By default, this function returns all of the files associated with a given event, which isn't particularly helpful. However, we can can filter on any of these by using keyword arguments, for example to get the URL for the 32-second file for the LIGO-Livingston detector:

In [6]:
urls = get_event_urls('GW150914', duration=32, detector='L1')
print(urls)

['https://www.gw-osc.org/catalog/GWTC-1-confident/data/GW150914/L-L1_GWOSC_4KHZ_R1-1126259447-32.hdf5']


### Events during O2

For events during O2 (and beyond), we can also the list of URLs

In [7]:
urls = get_event_urls('GW170817')
print(urls)

['https://www.gw-osc.org/catalog/GWTC-1-confident/data/GW170817/G-G1_GWOSC_4KHZ_R1-1187008867-32.hdf5', 'https://www.gw-osc.org/catalog/GWTC-1-confident/data/GW170817/H-H1_GWOSC_4KHZ_R1-1187008867-32.hdf5', 'https://www.gw-osc.org/catalog/GWTC-1-confident/data/GW170817/L-L1_GWOSC_4KHZ_R1-1187008867-32.hdf5', 'https://www.gw-osc.org/catalog/GWTC-1-confident/data/GW170817/V-V1_GWOSC_4KHZ_R1-1187008867-32.hdf5', 'https://www.gw-osc.org/catalog/GWTC-1-confident/data/GW170817/G-G1_GWOSC_4KHZ_R1-1187006835-4096.hdf5', 'https://www.gw-osc.org/catalog/GWTC-1-confident/data/GW170817/H-H1_GWOSC_4KHZ_R1-1187006835-4096.hdf5', 'https://www.gw-osc.org/catalog/GWTC-1-confident/data/GW170817/L-L1_GWOSC_4KHZ_R1-1187006835-4096.hdf5', 'https://www.gw-osc.org/catalog/GWTC-1-confident/data/GW170817/V-V1_GWOSC_4KHZ_R1-1187006835-4096.hdf5']

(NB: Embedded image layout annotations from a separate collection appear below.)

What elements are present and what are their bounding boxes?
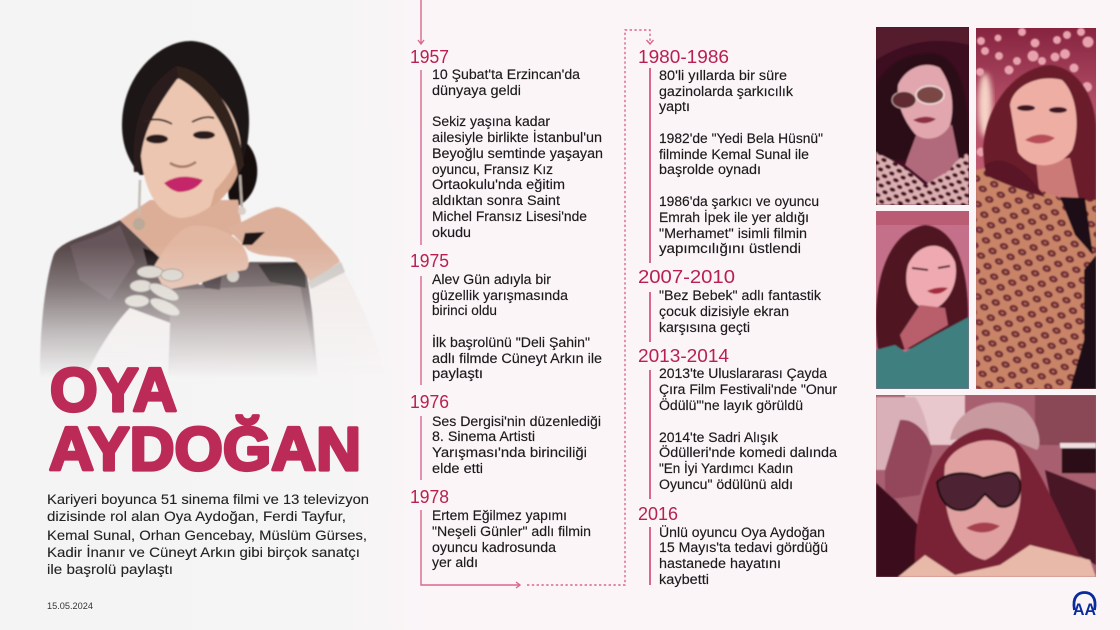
bracelet right: [308, 262, 345, 289]
timeline: 2016: 2016: [638, 503, 678, 524]
timeline: 1957: 1957: [410, 46, 449, 67]
timeline: 1976: Yarışması'nda birinciliği: [432, 445, 587, 460]
timeline: 1957: dünyaya geldi: [432, 83, 521, 98]
timeline: 1975: [410, 250, 602, 381]
bun: [228, 138, 257, 206]
fringe: [134, 66, 178, 172]
title: [49, 356, 361, 483]
timeline: 1975: paylaştı: [432, 366, 483, 381]
timeline: 1975: 1975: [410, 250, 449, 271]
timeline: 1976: Ses Dergisi'nin düzenlediği: [432, 414, 601, 429]
bracelets left: [125, 266, 183, 319]
intro paragraph: dizisinde rol alan Oya Aydoğan, Ferdi Tayfur,: [47, 508, 346, 524]
timeline: 2016: 15 Mayıs'ta tedavi gördüğü: [659, 540, 828, 555]
nose: [170, 162, 196, 167]
timeline: 1957: 10 Şubat'ta Erzincan'da: [432, 67, 581, 82]
timeline: 1978: 1978: [410, 486, 449, 507]
timeline: 1976: [410, 391, 601, 476]
timeline: 1980-1986: 1986'da şarkıcı ve oyuncu: [659, 194, 819, 209]
timeline: 1975: İlk başrolünü "Deli Şahin": [432, 335, 590, 350]
timeline: 1957: okudu: [432, 225, 471, 240]
timeline: 1957: Ortaokulu'nda eğitim: [432, 177, 565, 192]
photo: sunglasses and leopard blouse: [876, 27, 969, 205]
timeline: 1980-1986: Emrah İpek ile yer aldığı: [659, 210, 809, 225]
timeline: 1976: elde etti: [432, 461, 483, 476]
timeline: 1957: Beyoğlu semtinde yaşayan: [432, 146, 603, 161]
timeline: 1978: [410, 486, 591, 570]
timeline: 2016: [638, 503, 828, 587]
timeline: 1978: yer aldı: [432, 555, 478, 570]
timeline: 1975: adlı filmde Cüneyt Arkın ile: [432, 351, 602, 366]
hair: [122, 41, 249, 175]
timeline: 2016: kaybetti: [659, 572, 709, 587]
timeline: 1980-1986: yaptı: [659, 99, 690, 114]
timeline: 1980-1986: [638, 46, 823, 256]
intro paragraph: Kariyeri boyunca 51 sinema filmi ve 13 televizyon: [47, 491, 369, 507]
timeline: 1980-1986: 1982'de "Yedi Bela Hüsnü": [659, 131, 823, 146]
timeline: 2013-2014: "En İyi Yardımcı Kadın: [659, 461, 793, 476]
left hand: [153, 226, 249, 290]
lace: [142, 248, 160, 266]
earrings: [139, 180, 140, 215]
timeline: 1978: "Neşeli Günler" adlı filmin: [432, 524, 591, 539]
timeline: 2013-2014: Oyuncu" ödülünü aldı: [659, 477, 793, 492]
timeline: 1980-1986: gazinolarda şarkıcılık: [659, 84, 793, 99]
logo: Anadolu Agency: [1073, 592, 1096, 619]
timeline: 1980-1986: 1980-1986: [638, 46, 729, 67]
timeline: 1980-1986: 80'li yıllarda bir süre: [659, 68, 787, 83]
timeline: 1975: birinci oldu: [432, 303, 497, 318]
timeline: 2013-2014: 2014'te Sadri Alışık: [659, 430, 778, 445]
timeline: 2007-2010: "Bez Bebek" adlı fantastik: [659, 288, 821, 303]
timeline: 2007-2010: çocuk dizisiyle ekran: [659, 304, 789, 319]
timeline: 1980-1986: filminde Kemal Sunal ile: [659, 147, 809, 162]
portrait of Oya Aydoğan: [40, 41, 386, 378]
timeline: 1976: 1976: [410, 391, 449, 412]
photo: smiling woman in teal top: [876, 211, 969, 389]
timeline: 2016: hastanede hayatını: [659, 556, 781, 571]
blouse: [40, 220, 322, 378]
face: [140, 78, 241, 218]
timeline: 2007-2010: karşısına geçti: [659, 320, 750, 335]
timeline: 1957: Sekiz yaşına kadar: [432, 114, 551, 129]
neck and chest: [120, 200, 242, 262]
timeline: 2007-2010: 2007-2010: [638, 266, 735, 287]
title: OYA: [50, 356, 177, 424]
lips: [164, 177, 203, 192]
timeline: 2013-2014: Çıra Film Festivali'nde "Onur: [659, 382, 838, 397]
timeline: 1978: oyuncu kadrosunda: [432, 540, 557, 555]
timeline: 1976: 8. Sinema Artisti: [432, 429, 535, 444]
timeline: 1978: Ertem Eğilmez yapımı: [432, 508, 567, 523]
timeline: 2013-2014: 2013-2014: [638, 345, 729, 366]
timeline connector lines and arrows: [418, 0, 654, 588]
timeline: 2016: Ünlü oyuncu Oya Aydoğan: [659, 525, 825, 540]
title: AYDOĞAN: [49, 415, 361, 483]
timeline: 2013-2014: Ödülleri'nde komedi dalında: [659, 445, 838, 460]
logo: Anadolu Agency: AA: [1073, 600, 1096, 619]
photo: leopard jacket on stage: [976, 28, 1096, 389]
pale forearms: [310, 274, 359, 370]
timeline: 1975: güzellik yarışmasında: [432, 288, 569, 303]
timeline: 1957: [410, 46, 603, 240]
right hand: [227, 207, 340, 282]
timeline: 1957: aldıktan sonra Saint: [432, 193, 560, 208]
timeline: 1975: Alev Gün adıyla bir: [432, 272, 552, 287]
timeline: 1957: oyuncu, Fransız Kız: [432, 162, 553, 177]
eyes: [146, 134, 168, 144]
intro paragraph: Kadir İnanır ve Cüneyt Arkın gibi birçok sanatçı: [47, 543, 360, 560]
intro paragraph: [47, 491, 369, 577]
timeline: 2013-2014: [638, 345, 838, 492]
intro paragraph: ile başrolü paylaştı: [47, 561, 173, 577]
date: 15.05.2024: [47, 601, 93, 611]
timeline: 1980-1986: "Merhamet" isimli filmin: [659, 226, 807, 241]
timeline: 2013-2014: 2013'te Uluslararası Çayda: [659, 366, 828, 381]
timeline: 1980-1986: yapımcılığını üstlendi: [659, 241, 801, 256]
timeline: 2007-2010: [638, 266, 821, 335]
timeline: 1980-1986: başrolde oynadı: [659, 162, 761, 177]
timeline: 1957: ailesiyle birlikte İstanbul'un: [432, 130, 602, 145]
timeline: 2013-2014: Ödülü"'ne layık görüldü: [659, 398, 803, 413]
timeline: 1957: Michel Fransız Lisesi'nde: [432, 209, 587, 224]
photo: woman with large sunglasses: [876, 395, 1096, 577]
intro paragraph: Kemal Sunal, Orhan Gencebay, Müslüm Gürses,: [47, 527, 367, 543]
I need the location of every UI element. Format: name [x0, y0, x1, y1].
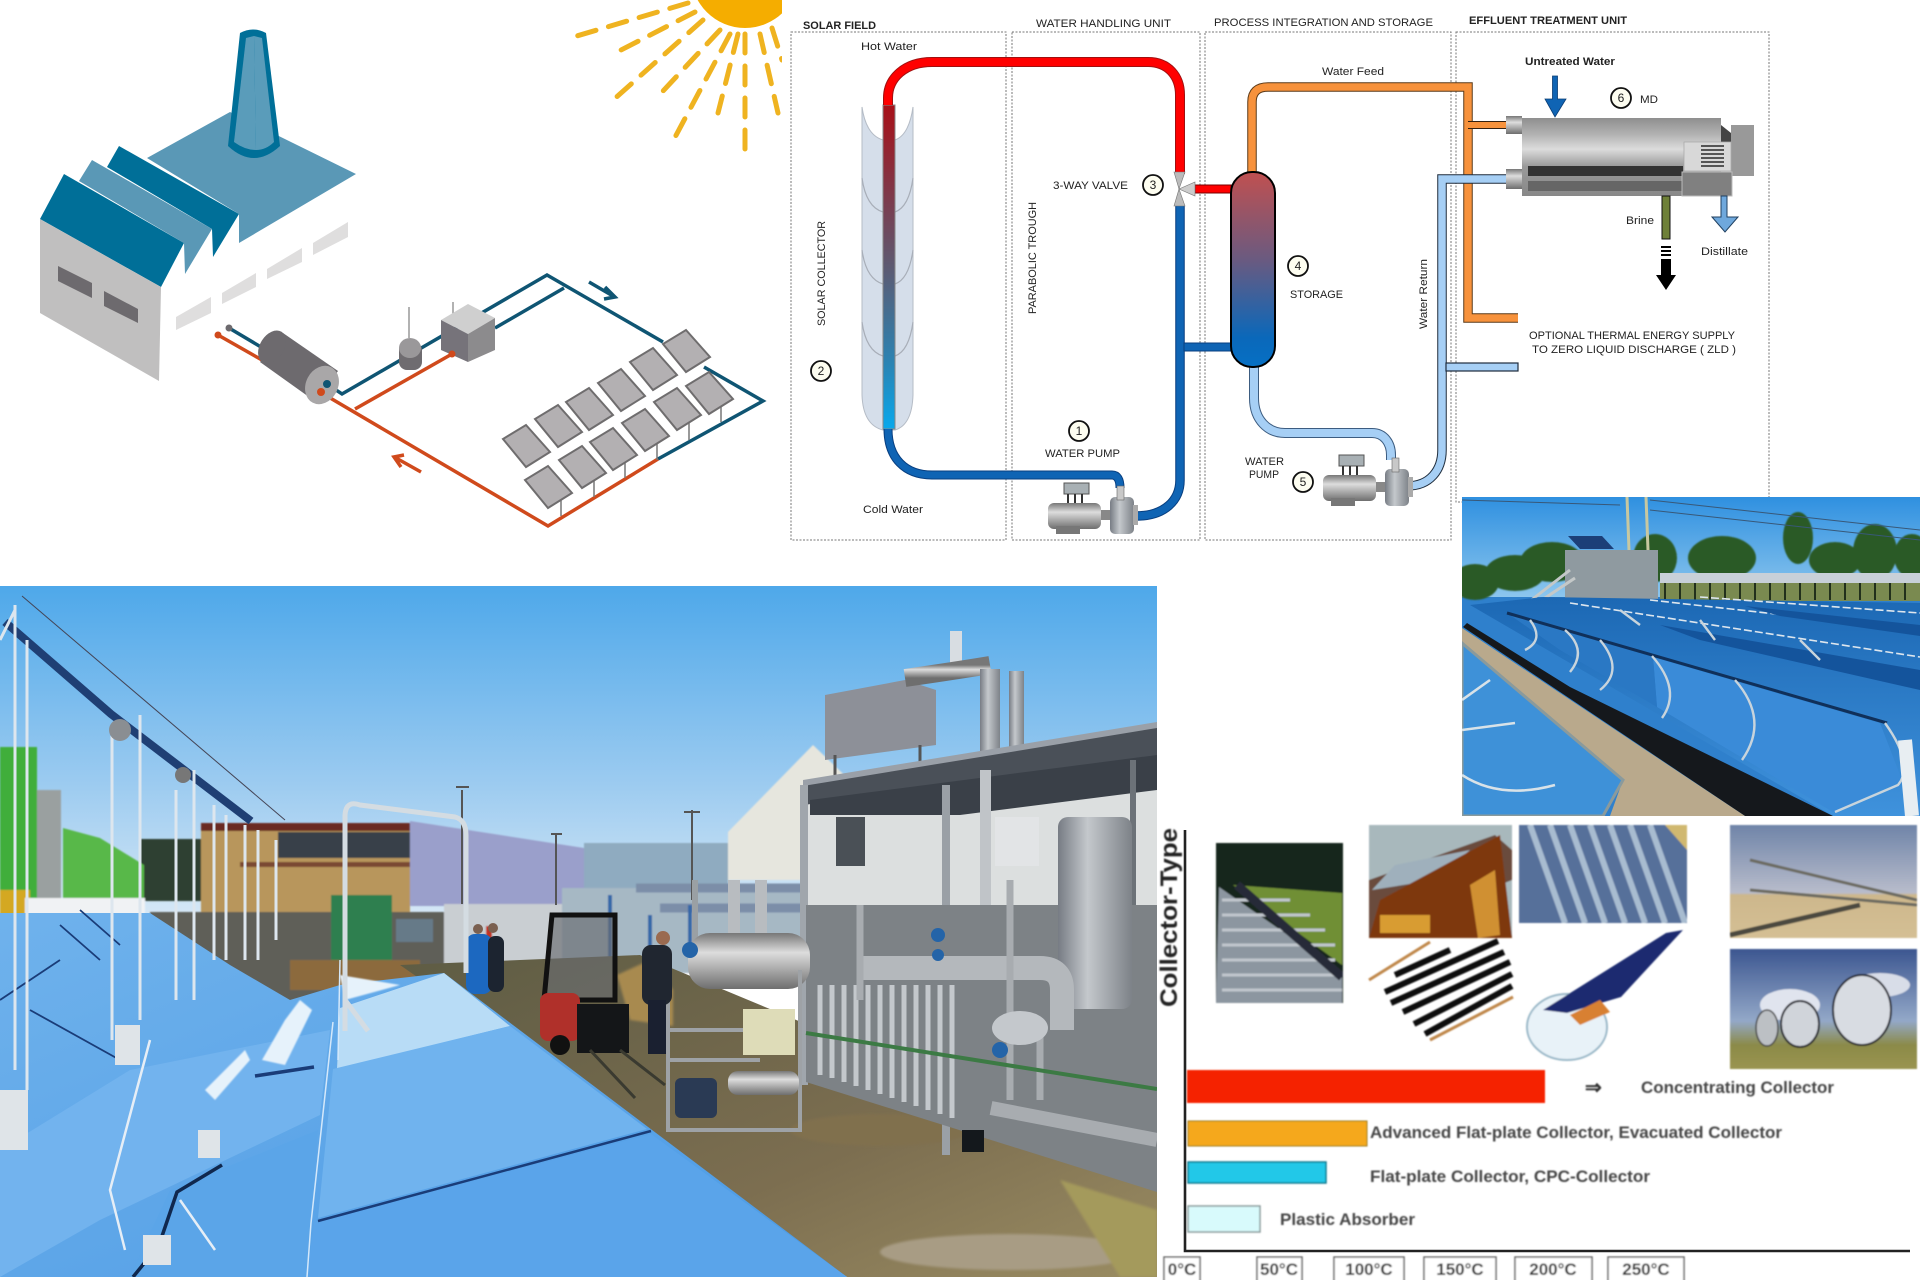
membrane modules: [820, 985, 952, 1118]
lower mirror panel: [512, 1187, 847, 1277]
upper light mirror panel: [337, 973, 510, 1069]
thumbnail: evacuated tube collector: [1519, 825, 1687, 923]
pipe end caps: [214, 324, 232, 338]
marker numerals: 2: [818, 364, 825, 378]
arrow: untreated water: [1545, 76, 1566, 117]
chart thumbnails: [1216, 825, 1917, 1069]
black bucket: [962, 1130, 984, 1152]
vertical vessel: [1058, 817, 1132, 1009]
sun with rays: [575, 0, 782, 152]
bar labels: ⇒: [1585, 1077, 1602, 1099]
temperature axis ticks: 0°C: [1168, 1260, 1196, 1279]
temperature axis ticks: 100°C: [1345, 1260, 1393, 1279]
blue pumps: [675, 1078, 717, 1118]
skid frame: [668, 970, 800, 1130]
rooftop unit: [825, 631, 1024, 775]
photo: parabolic trough plant with process equipment: [0, 586, 1157, 1277]
bar labels: Flat-plate Collector, CPC-Collector: [1370, 1167, 1650, 1186]
collector support frames: [0, 596, 466, 1250]
marker numerals: 1: [1076, 424, 1083, 438]
storage box: [441, 302, 495, 362]
small tank: [399, 307, 422, 370]
blue valves: [682, 928, 1008, 1058]
silver disc: [992, 1011, 1048, 1045]
diagram labels: PARABOLIC TROUGH: [1027, 202, 1039, 314]
diagram labels: Water Return: [1418, 259, 1430, 329]
lamp posts: [456, 787, 700, 905]
unit headings: WATER HANDLING UNIT: [1036, 18, 1171, 30]
distant ground and fence: [1660, 573, 1920, 601]
temperature axis ticks: 200°C: [1529, 1260, 1577, 1279]
left mirror facets: [130, 1130, 318, 1277]
ground: [400, 955, 1157, 1277]
solar collector trough: [862, 105, 913, 430]
sky: [0, 586, 1157, 916]
mirror field: [0, 910, 847, 1277]
hot water pipe: [888, 62, 1231, 193]
gravel pile and puddle: [617, 960, 1157, 1277]
arrow: distillate: [1712, 196, 1738, 232]
tent backdrop behind frame: [805, 790, 1157, 910]
foreground white pipe: [1905, 740, 1912, 816]
process diagram: [791, 15, 1769, 540]
rear row dark shadows: [1660, 606, 1920, 690]
factory chimney: [228, 30, 280, 158]
background buildings: [0, 745, 860, 1012]
shed with solar panels: [1565, 536, 1658, 600]
diagram labels: Cold Water: [863, 504, 923, 516]
white control box: [995, 817, 1039, 866]
marker numerals: 6: [1618, 91, 1625, 105]
diagram labels: Untreated Water: [1525, 56, 1616, 68]
unit headings: EFFLUENT TREATMENT UNIT: [1469, 15, 1627, 27]
trees: [1451, 512, 1920, 600]
water pump 2: [1323, 455, 1413, 506]
thumbnail: trough cross-section: [1527, 930, 1683, 1060]
bar labels: Advanced Flat-plate Collector, Evacuated Collector: [1370, 1123, 1782, 1142]
foreground glass trough: [1462, 643, 1623, 816]
diagram labels: 3-WAY VALVE: [1053, 180, 1128, 192]
storage tank: [1231, 172, 1275, 367]
stairs: [1525, 570, 1575, 608]
rear row rails: [1570, 597, 1920, 657]
front rail: [1507, 613, 1887, 723]
diagram labels: [816, 41, 1748, 516]
solar panels array: [503, 330, 733, 516]
temperature axis ticks: 150°C: [1436, 1260, 1484, 1279]
diagram labels: Hot Water: [861, 41, 917, 53]
bar labels: [1280, 1077, 1834, 1229]
thumbnail: dish concentrators: [1730, 949, 1917, 1069]
diagram labels: PUMP: [1249, 469, 1279, 481]
axes: [1185, 830, 1910, 1251]
steel frame: [800, 722, 1157, 1180]
trough ribs: [1525, 610, 1904, 812]
mirror seams: [0, 910, 651, 1277]
foreground glass ribs: [1462, 680, 1555, 791]
membrane distillation unit: [1506, 116, 1754, 196]
thumbnail: plastic absorber: [1216, 843, 1343, 1003]
thumbnail: parabolic trough field: [1730, 825, 1917, 938]
unit headings: SOLAR FIELD: [803, 20, 876, 32]
factory windows: [58, 266, 138, 323]
fan unit: [836, 817, 865, 866]
flow arrow: hot: [394, 455, 421, 472]
front trough highlights: [1653, 657, 1902, 812]
numbered markers: [811, 88, 1631, 492]
reflections on mirror: [205, 975, 400, 1100]
diagram labels: OPTIONAL THERMAL ENERGY SUPPLY: [1529, 330, 1736, 342]
diagram labels: WATER: [1245, 456, 1284, 468]
diagram labels: Distillate: [1701, 246, 1748, 258]
orange feed pipe: [1252, 87, 1518, 318]
factory side strips: [176, 222, 348, 330]
rear mirror rows: [1470, 597, 1920, 816]
lower vessel: [728, 1071, 799, 1095]
factory saw-tooth roof: [40, 146, 239, 287]
heat exchanger drum: [252, 325, 346, 410]
unit headings: PROCESS INTEGRATION AND STORAGE: [1214, 17, 1433, 29]
factory wall: [40, 219, 161, 381]
y axis title: Collector-Type: [1156, 828, 1183, 1007]
flow arrow: cold: [589, 282, 615, 299]
cold pipe loop: [229, 275, 763, 459]
bar labels: Concentrating Collector: [1641, 1078, 1834, 1097]
diagram labels: TO ZERO LIQUID DISCHARGE ( ZLD ): [1532, 344, 1736, 356]
power lines: [1462, 500, 1920, 540]
utility poles: [1627, 497, 1648, 550]
marker numerals: 5: [1300, 475, 1307, 489]
hot pipe loop: [218, 335, 658, 526]
gravel strip: [1462, 628, 1745, 816]
diagram labels: SOLAR COLLECTOR: [816, 221, 828, 326]
factory illustration: [40, 30, 763, 526]
control cabinet: [743, 1009, 795, 1055]
bars: [1187, 1070, 1545, 1232]
marker numerals: 4: [1295, 259, 1302, 273]
marker numerals: 3: [1150, 178, 1157, 192]
workers: [466, 923, 672, 1054]
middle mirror panel: [318, 1026, 647, 1218]
three way valve: [1174, 172, 1195, 206]
collector type chart: [1156, 825, 1917, 1280]
piping: [806, 880, 1157, 1140]
arrow: brine: [1656, 196, 1676, 290]
unit headings: [803, 15, 1627, 32]
forklift: [540, 915, 665, 1098]
temperature axis ticks: [1164, 1257, 1684, 1280]
horizontal vessel: [688, 933, 810, 989]
skid towers: [692, 880, 767, 980]
temperature axis ticks: 250°C: [1622, 1260, 1670, 1279]
cold water pipes: [888, 205, 1231, 516]
thumbnail: flat-plate diagram: [1369, 941, 1513, 1040]
black base strip: [1463, 623, 1833, 816]
diagram labels: Brine: [1626, 215, 1654, 227]
light blue return pipes: [1254, 179, 1518, 486]
diagram labels: Water Feed: [1322, 66, 1384, 78]
water pump 1: [1048, 483, 1138, 534]
factory rear roof: [147, 112, 356, 243]
bar labels: Plastic Absorber: [1280, 1210, 1415, 1229]
pulleys and brackets: [0, 719, 220, 1265]
diagram labels: WATER PUMP: [1045, 448, 1120, 460]
sky: [1462, 497, 1920, 597]
temperature axis ticks: 50°C: [1260, 1260, 1298, 1279]
marker numerals: [818, 91, 1625, 489]
machinery mass: [806, 905, 1157, 1192]
dashed unit boxes: [791, 32, 1769, 540]
diagram labels: STORAGE: [1290, 289, 1343, 301]
process plant equipment: [668, 631, 1157, 1192]
diagram labels: MD: [1640, 94, 1658, 106]
thumbnail: house with flat-plate collector: [1369, 825, 1512, 938]
photo: parabolic trough collector array: [1451, 497, 1920, 816]
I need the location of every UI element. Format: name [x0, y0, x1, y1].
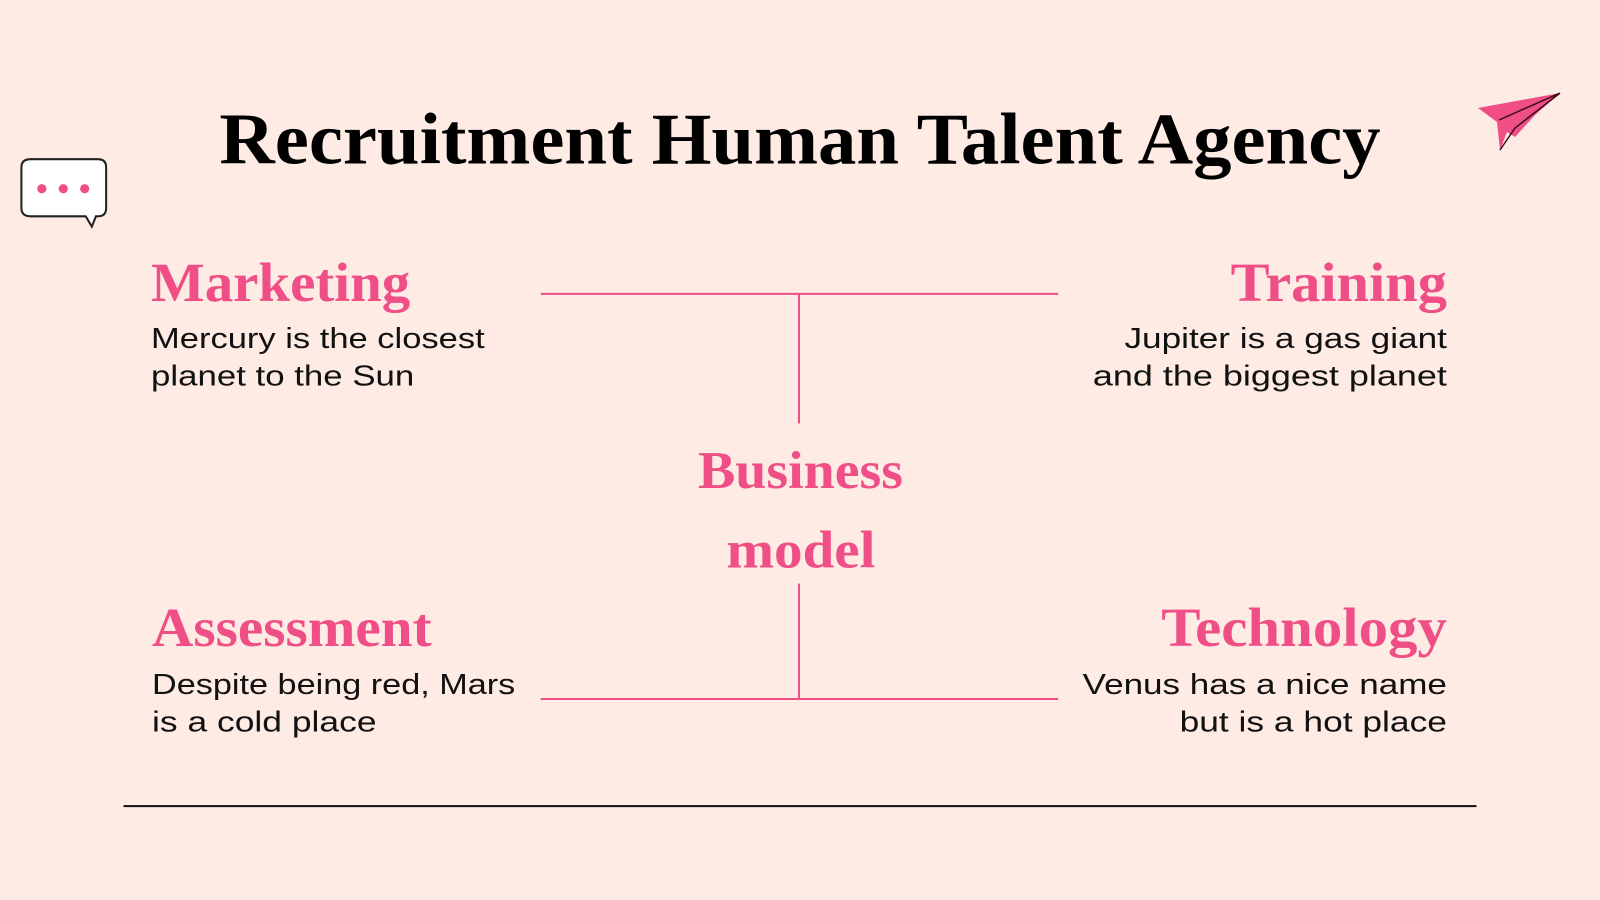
panel: assessment: is a cold place [152, 707, 377, 739]
center: business model: model [727, 521, 876, 579]
panel: assessment: Despite being red, Mars [152, 669, 515, 701]
icon: chat bubble [21, 159, 106, 227]
panel: marketing: Mercury is the closest [151, 323, 485, 355]
panel: technology: Technology [1161, 597, 1447, 658]
panel: assessment [152, 597, 515, 739]
panel: training [1093, 252, 1447, 393]
panel: training: and the biggest planet [1093, 361, 1447, 393]
panel: technology [1083, 597, 1447, 739]
panel: assessment: Assessment [152, 597, 432, 658]
panel: technology: but is a hot place [1180, 707, 1447, 739]
center: business model [698, 442, 903, 579]
panel: technology: Venus has a nice name [1083, 669, 1447, 701]
panel: training: Jupiter is a gas giant [1124, 323, 1447, 355]
panel: marketing: Marketing [151, 252, 411, 313]
panel: training: Training [1231, 252, 1447, 313]
panel: marketing [151, 252, 485, 393]
connector lines [541, 294, 1058, 699]
center: business model: Business [698, 442, 903, 500]
title: Recruitment Human Talent Agency [219, 98, 1381, 179]
panel: marketing: planet to the Sun [151, 361, 414, 393]
icon: paper plane [1478, 93, 1560, 150]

We could select one with keywords:

In [8]:
urls = get_event_urls('GW170817', duration=4096, detector='V1')
print(urls)

['https://www.gw-osc.org/catalog/GWTC-1-confident/data/GW170817/V-V1_GWOSC_4KHZ_R1-1187006835-4096.hdf5']


# Exercises

Now that you've seen examples of how to query for dataset information using the `gwosc` package, please try and complete the following exercies using that interface:

- How many months did S6 last?
- How many events were detected during O1?
- Which event releases include data for the Virgo detector?